On Monday, a grand jury in Cleveland declined to bring criminal charges against the two police officers involved in the fatal shooting of 12-year-old Tamir Rice last November. Cuyahoga County District Attorney Tim McGinty has already drawn sharp criticism from Rice's family and on social media for his handling of the case.
Prosecutors said "Tamir was big for his age — 5-foot-7 and 175 pounds, with a men's XL jacket and size-36 pants — and could have easily passed for someone much older," according to the Los Angeles Times. They cited "unnamed associates" of the 12-year-old who said Tamir was known to pull his toy gun out "like a robber." The language echoes statements given by the responding police officers, who said they believed the boy was much older than 12.
To some social science researchers, these characterizations would not come as a surprise. Rice is black. And research published last year by the American Psychological Association found "evidence that black boys are seen as older and less innocent and that they prompt a less essential conception of childhood than do their white same-age peers." In other words, people tend to think of black boys as bigger and older than they actually are.
In one experiment, a group of 60 police officers from a large urban police force were asked to assess the age of white, black and Latino children based on photographs. The officers were randomly assigned to be told that the children in the photographs were accused of either a misdemeanor or felony charge. The officers overestimate the age of black felony-suspected children by close to five years, but they actually underestimated the age of white felony-suspected children by nearly a year.
Particularly relevant to the Tamir Rice case: "Black 13-year-olds were miscategorized as adults by police officers (average age error 4.59 years)."

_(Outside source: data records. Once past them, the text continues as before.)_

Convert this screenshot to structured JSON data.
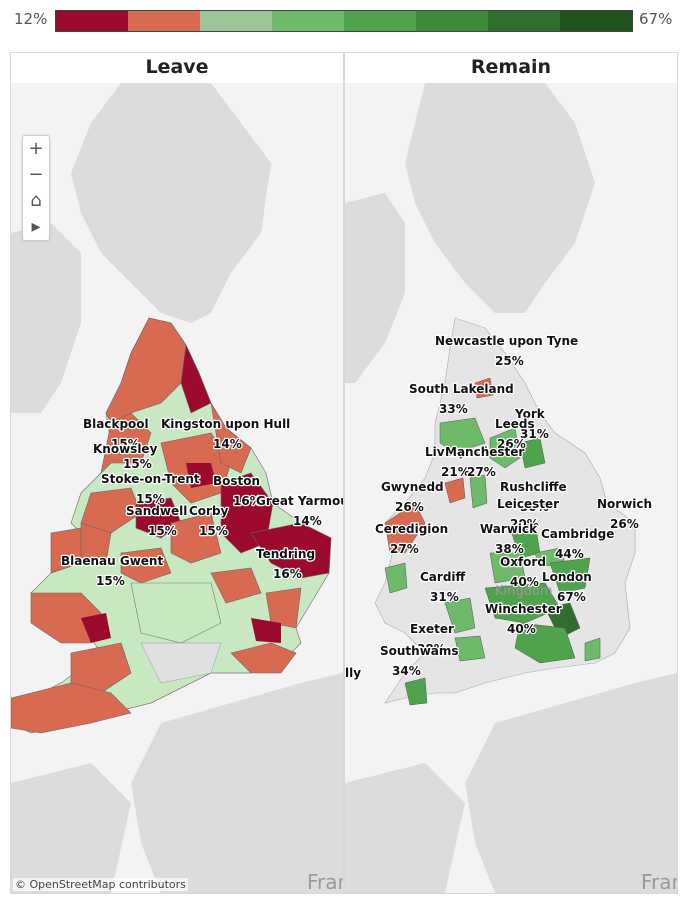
{
  "legend": {
    "min_label": "12%",
    "max_label": "67%",
    "colors": [
      "#9b0a2d",
      "#d96a52",
      "#9ec49a",
      "#6dbb6a",
      "#4fa34c",
      "#3d8a3b",
      "#2f6e2e",
      "#22521f"
    ]
  },
  "panels": {
    "leave": {
      "title": "Leave",
      "labels": [
        {
          "name": "Blackpool",
          "pct": "15%"
        },
        {
          "name": "Knowsley",
          "pct": "15%"
        },
        {
          "name": "Kingston upon Hull",
          "pct": "14%"
        },
        {
          "name": "Stoke-on-Trent",
          "pct": "15%"
        },
        {
          "name": "Boston",
          "pct": "16%"
        },
        {
          "name": "Sandwell",
          "pct": "15%"
        },
        {
          "name": "Corby",
          "pct": "15%"
        },
        {
          "name": "Great Yarmouth",
          "pct": "14%"
        },
        {
          "name": "Tendring",
          "pct": "16%"
        },
        {
          "name": "Blaenau Gwent",
          "pct": "15%"
        }
      ],
      "ghost_text": "Fran"
    },
    "remain": {
      "title": "Remain",
      "labels": [
        {
          "name": "Newcastle upon Tyne",
          "pct": "25%"
        },
        {
          "name": "South Lakeland",
          "pct": "33%"
        },
        {
          "name": "York",
          "pct": "31%"
        },
        {
          "name": "Leeds",
          "pct": "26%"
        },
        {
          "name": "Liverpool",
          "pct": "21%"
        },
        {
          "name": "Manchester",
          "pct": "27%"
        },
        {
          "name": "Gwynedd",
          "pct": "26%"
        },
        {
          "name": "Rushcliffe",
          "pct": "30%"
        },
        {
          "name": "Leicester",
          "pct": "20%"
        },
        {
          "name": "Norwich",
          "pct": "26%"
        },
        {
          "name": "Ceredigion",
          "pct": "27%"
        },
        {
          "name": "Warwick",
          "pct": "38%"
        },
        {
          "name": "Cambridge",
          "pct": "44%"
        },
        {
          "name": "Oxford",
          "pct": "40%"
        },
        {
          "name": "Cardiff",
          "pct": "31%"
        },
        {
          "name": "London",
          "pct": "67%"
        },
        {
          "name": "Winchester",
          "pct": "40%"
        },
        {
          "name": "Exeter",
          "pct": "38%"
        },
        {
          "name": "Southwams",
          "pct": "34%"
        }
      ],
      "ghost_kingdom": "Kingdom",
      "ghost_left": "lly",
      "ghost_text": "Fran"
    }
  },
  "zoom_controls": {
    "zoom_in": "+",
    "zoom_out": "−",
    "home": "⌂",
    "play": "▸"
  },
  "attribution": "© OpenStreetMap contributors"
}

Similar experiments involving 169 mostly white students found that "participants began to think of black children as significantly less innocent than other children at every age group, beginning at the age of 10." These experiments also showed that respondents were more likely to see the black children as "culpable" of a hypothetical felony compared with white and Latino children.
This research comports with other research done in the mid-2000s, which confronted police officers and civilians with photos of black and white armed and unarmed people, and asked them to press a "shoot" or "don't shoot" button for each image. Cops and civilians were more likely to press "shoot" for black images overall, but they were slower to press "don't shoot" for unarmed black images, and quicker to press "shoot" when an image showed an armed black man.
The APA researchers sum up their findings this way: "Our findings suggest that, although most children are allowed to be innocent until adulthood, black children may be perceived as innocent only until deemed suspicious." The Tamir Rice case illustrates that for some black children, those biases can play out with deadly consequences in just a fraction of a second.
Correction: One police officer fatally shot Tamir Rice. An earlier version of this story misstated how many officers fired at the 12 year old.